More People Pay Credit Cards Ahead Of Mortgages

February 3, 2010 by Douglas A. McIntyre

Better to be able to have a credit card than to own a home. TransUnion reports in a new study that the percentage of people current on their credit cards but delinquent on their mortgages rose to 6.6% in the third quarter, up from 6.3% in the second, according to Reuters.

One conclusion that might be drawn from the data is that people are willing to lose their homes rather than face a loss of access to credit.
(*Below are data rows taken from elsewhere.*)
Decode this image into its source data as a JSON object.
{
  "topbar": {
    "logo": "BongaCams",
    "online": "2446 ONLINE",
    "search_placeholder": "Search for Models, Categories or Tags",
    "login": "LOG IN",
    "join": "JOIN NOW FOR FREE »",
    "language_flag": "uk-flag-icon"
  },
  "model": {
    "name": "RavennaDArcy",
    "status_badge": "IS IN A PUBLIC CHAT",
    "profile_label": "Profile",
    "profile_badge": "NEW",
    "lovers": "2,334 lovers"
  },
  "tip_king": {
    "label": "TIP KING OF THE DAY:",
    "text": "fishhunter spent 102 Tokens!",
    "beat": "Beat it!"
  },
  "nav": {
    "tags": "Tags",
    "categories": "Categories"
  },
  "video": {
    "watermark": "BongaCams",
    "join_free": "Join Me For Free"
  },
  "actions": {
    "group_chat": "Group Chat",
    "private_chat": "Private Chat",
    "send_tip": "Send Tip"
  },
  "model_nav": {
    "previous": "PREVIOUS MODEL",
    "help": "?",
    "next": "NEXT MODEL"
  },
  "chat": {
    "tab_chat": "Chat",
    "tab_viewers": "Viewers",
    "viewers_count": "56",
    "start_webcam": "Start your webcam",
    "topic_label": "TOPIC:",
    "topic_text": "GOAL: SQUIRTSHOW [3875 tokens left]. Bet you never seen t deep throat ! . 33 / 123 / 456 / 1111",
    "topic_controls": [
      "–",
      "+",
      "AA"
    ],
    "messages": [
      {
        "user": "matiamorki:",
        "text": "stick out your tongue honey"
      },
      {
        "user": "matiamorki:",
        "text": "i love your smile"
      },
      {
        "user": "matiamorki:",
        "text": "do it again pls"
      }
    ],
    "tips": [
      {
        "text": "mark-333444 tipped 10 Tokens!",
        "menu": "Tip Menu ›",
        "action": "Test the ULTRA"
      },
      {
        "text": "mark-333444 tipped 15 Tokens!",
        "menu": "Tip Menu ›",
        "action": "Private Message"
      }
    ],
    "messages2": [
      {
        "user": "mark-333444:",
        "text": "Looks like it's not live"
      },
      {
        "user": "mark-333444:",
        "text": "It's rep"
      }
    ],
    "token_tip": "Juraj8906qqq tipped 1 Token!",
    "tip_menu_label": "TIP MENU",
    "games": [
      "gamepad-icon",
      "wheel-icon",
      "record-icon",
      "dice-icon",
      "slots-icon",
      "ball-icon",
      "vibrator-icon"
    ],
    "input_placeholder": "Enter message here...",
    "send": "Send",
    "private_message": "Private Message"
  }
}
In a perverse way, the trend makes sense. Homeowners can leave their houses and rent. People without access to credit cut themselves off from most forms of consumer spending unless they have large sums of cash. As more people lose their jobs, having a reserve of credit against which they can borrow has a particularly high value.

The results of the TransUnion figures are another blow to the notion that home prices and foreclosure rates will improve. A new study from First American CoreLogic says that 5.1 million homeowners will have homes worth 75% or less than their mortgages by June.

Federal officials, banks, and home builders have recently become more optimistic about the housing market based on the belief that low mortgage rates and the chance that the economy will create new jobs this year will revive home sales. Those trends will almost certainly be undermined by rising foreclosures, which RealtyTrac believes will reach three million this year, and the reluctance of buyers to enter a market in which home values may still be falling.

The housing market recovery is only a mirage.